Your fourteenth amendment example isn't a great one, since the amendment clearly states that it applies to citizens, which are defined as persons born or naturalized in the US -- which clearly doesn't include fetuses, since they haven't been born or attended any citizenship classes. The amendment later promises equal protection to "persons" within the US's control, not citizens, but I assume this "persons" has been interpreted to mean "citizens", given that detainees are currently being provided a limited set of rights and access to the laws. If not, you could of course make an argument based upon fetuses qulifying for "personhood", but I think this is a considerably shakier case than asserting that images count as speech. You might disagree.

Posted by: tom on July 12, 2004 12:16 PM

1) I simply don't agree, I think it may be a reasonable requirement. I may not have made this clear earlier, but I don't even know how I think about this legislation from a policy point of view. So my defense of it comes more from a procedural basis. This law was passed by a bunch of duly elected legislators who have had time to look at the issue. It was overturned by a bare majority of unelected judges. I am a big fan of judicial restraint in general. When the will of the majority is expressed, I require a good reason to overturn it. And the right to pornography simply doesn't do it for me. And anyway, it seems easy as hell to get around for your average consumer. American porn companies may take a hit, but the fetish markets in Asia and South America will reap the benefit.

2) I'm not saying that courts haven't ruled that free speech encompasses all these other things (including, to some degree, pornography). They have. That's the crux of my bitch. I'm saying they SHOULDN'T have. That case you cite, claiming freedom of speech and the press yields freedom of expression is just such an item.
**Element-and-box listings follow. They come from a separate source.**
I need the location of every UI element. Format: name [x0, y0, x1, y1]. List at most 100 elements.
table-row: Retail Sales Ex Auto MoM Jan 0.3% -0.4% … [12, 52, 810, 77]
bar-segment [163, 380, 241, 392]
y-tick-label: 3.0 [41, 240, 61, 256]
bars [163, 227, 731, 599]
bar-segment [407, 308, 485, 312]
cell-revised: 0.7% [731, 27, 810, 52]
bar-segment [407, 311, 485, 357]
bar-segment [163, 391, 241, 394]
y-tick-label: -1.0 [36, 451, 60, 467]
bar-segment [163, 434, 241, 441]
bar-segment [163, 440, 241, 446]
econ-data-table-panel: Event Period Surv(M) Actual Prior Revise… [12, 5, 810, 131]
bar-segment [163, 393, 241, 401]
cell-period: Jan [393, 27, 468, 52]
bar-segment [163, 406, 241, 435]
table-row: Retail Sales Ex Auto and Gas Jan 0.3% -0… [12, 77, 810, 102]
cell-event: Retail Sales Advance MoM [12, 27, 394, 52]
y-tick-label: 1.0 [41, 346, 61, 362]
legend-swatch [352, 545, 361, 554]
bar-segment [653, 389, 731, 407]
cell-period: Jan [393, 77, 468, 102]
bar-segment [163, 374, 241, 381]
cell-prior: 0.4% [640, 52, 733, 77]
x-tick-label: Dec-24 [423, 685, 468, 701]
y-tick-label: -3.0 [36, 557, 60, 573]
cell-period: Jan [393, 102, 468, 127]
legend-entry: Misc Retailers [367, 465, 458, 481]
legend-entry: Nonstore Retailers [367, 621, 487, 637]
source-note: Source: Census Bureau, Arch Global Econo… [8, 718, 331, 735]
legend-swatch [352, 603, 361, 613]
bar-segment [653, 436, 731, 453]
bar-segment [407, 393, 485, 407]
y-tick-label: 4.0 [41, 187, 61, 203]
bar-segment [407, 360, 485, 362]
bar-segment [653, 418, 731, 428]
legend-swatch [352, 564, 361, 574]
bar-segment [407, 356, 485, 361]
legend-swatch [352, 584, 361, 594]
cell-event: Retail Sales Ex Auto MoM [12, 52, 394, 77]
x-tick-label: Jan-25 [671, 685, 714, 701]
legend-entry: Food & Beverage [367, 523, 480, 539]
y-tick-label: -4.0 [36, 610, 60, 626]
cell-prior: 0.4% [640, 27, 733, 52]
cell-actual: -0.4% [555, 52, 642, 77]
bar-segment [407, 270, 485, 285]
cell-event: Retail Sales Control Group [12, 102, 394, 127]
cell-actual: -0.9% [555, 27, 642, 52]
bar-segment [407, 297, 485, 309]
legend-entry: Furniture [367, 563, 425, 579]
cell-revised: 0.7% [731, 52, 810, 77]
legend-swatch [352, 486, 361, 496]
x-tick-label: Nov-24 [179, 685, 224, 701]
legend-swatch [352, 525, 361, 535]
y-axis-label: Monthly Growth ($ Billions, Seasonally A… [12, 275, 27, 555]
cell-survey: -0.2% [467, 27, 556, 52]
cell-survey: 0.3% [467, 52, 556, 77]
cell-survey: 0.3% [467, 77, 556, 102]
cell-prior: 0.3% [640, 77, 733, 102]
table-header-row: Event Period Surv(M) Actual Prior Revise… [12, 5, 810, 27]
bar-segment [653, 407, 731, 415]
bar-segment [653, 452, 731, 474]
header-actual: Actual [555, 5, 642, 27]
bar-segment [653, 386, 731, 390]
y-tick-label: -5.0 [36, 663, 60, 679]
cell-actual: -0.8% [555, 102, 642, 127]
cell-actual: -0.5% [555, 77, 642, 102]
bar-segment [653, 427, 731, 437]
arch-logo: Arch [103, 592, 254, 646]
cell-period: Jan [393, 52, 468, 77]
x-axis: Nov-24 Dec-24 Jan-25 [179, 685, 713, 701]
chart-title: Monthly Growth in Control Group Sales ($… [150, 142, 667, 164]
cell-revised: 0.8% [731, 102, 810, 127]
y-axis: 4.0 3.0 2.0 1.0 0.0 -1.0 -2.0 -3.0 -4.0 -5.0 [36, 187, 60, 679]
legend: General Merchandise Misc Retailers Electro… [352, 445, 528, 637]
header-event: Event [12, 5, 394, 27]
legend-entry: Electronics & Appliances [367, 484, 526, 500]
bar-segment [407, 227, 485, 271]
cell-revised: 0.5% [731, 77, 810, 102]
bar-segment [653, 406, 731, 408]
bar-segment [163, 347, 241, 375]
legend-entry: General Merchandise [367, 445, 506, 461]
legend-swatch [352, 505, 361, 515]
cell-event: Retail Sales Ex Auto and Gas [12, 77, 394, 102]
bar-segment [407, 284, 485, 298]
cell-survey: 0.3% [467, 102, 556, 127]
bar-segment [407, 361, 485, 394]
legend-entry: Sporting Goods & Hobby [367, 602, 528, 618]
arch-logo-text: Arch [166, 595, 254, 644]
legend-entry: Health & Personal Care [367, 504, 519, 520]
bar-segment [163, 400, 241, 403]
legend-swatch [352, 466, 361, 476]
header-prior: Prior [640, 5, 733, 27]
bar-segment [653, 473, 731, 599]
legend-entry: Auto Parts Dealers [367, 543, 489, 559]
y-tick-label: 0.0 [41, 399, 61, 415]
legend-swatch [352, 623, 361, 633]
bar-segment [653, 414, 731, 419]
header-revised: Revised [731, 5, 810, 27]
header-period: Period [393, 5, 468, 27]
Freedom of expression is NOT in the constitution, and the only reason it's used is so they can say with a straight face that all sorts of things are contained in the First Amendment that really aren't. The First Amendment says what it says, and not a word less or more.

Also, it's not at all surprising that a NY Times lawyer would defend a broad interpretation of the First Amendment. It's distinctly in his client's interest. But even he uses the word "authentic", which implies a limit for things such as pornography.

It comes down to a matter of interpretation. You say there is difficulty in determining what is obscene. I agree. But with your preferred interpretation, there will be equal difficulty in defining what is speech. I argue for a (perhaps only slightly) simpler approach, but clearly the more textually faithful one. If you want to put freedom of expression into the Constitution, I would support it. But it's not in there right now, and I think it's extremely dangerous to just go reading things into that document that just aren't there. It circumvents the intentionally very difficult amendment process.

Your analysis of the 14th Amendment is a little lacking. Yes, the 14th Amendment speaks of citizens, but it goes on to speak of PERSONS after that: "nor shall any State deprive any person of life, liberty, or property, without due process of law; nor deny to any person within its jurisdiction the equal protection of the laws." These clauses were clearly intended to protect not just citizens, but all people in America, because if they meant persons to mean just citizens, they would have used that word again. Persons has not been defined to merely mean citizens. The reason it's not being applied to the Guantanamo situation is because the 14th Amendment applies only to states, not to the federal government. Indeed, in Roe v. Wade, the justices addressed this argument specifically, spending considerable time in denying that fetuses were persons under the 14th Amendment. I'm not saying it's the best argument in the world, but the justices dealt with it as they would any real issue, and I find it as tenable an argument as saying pornography is speech.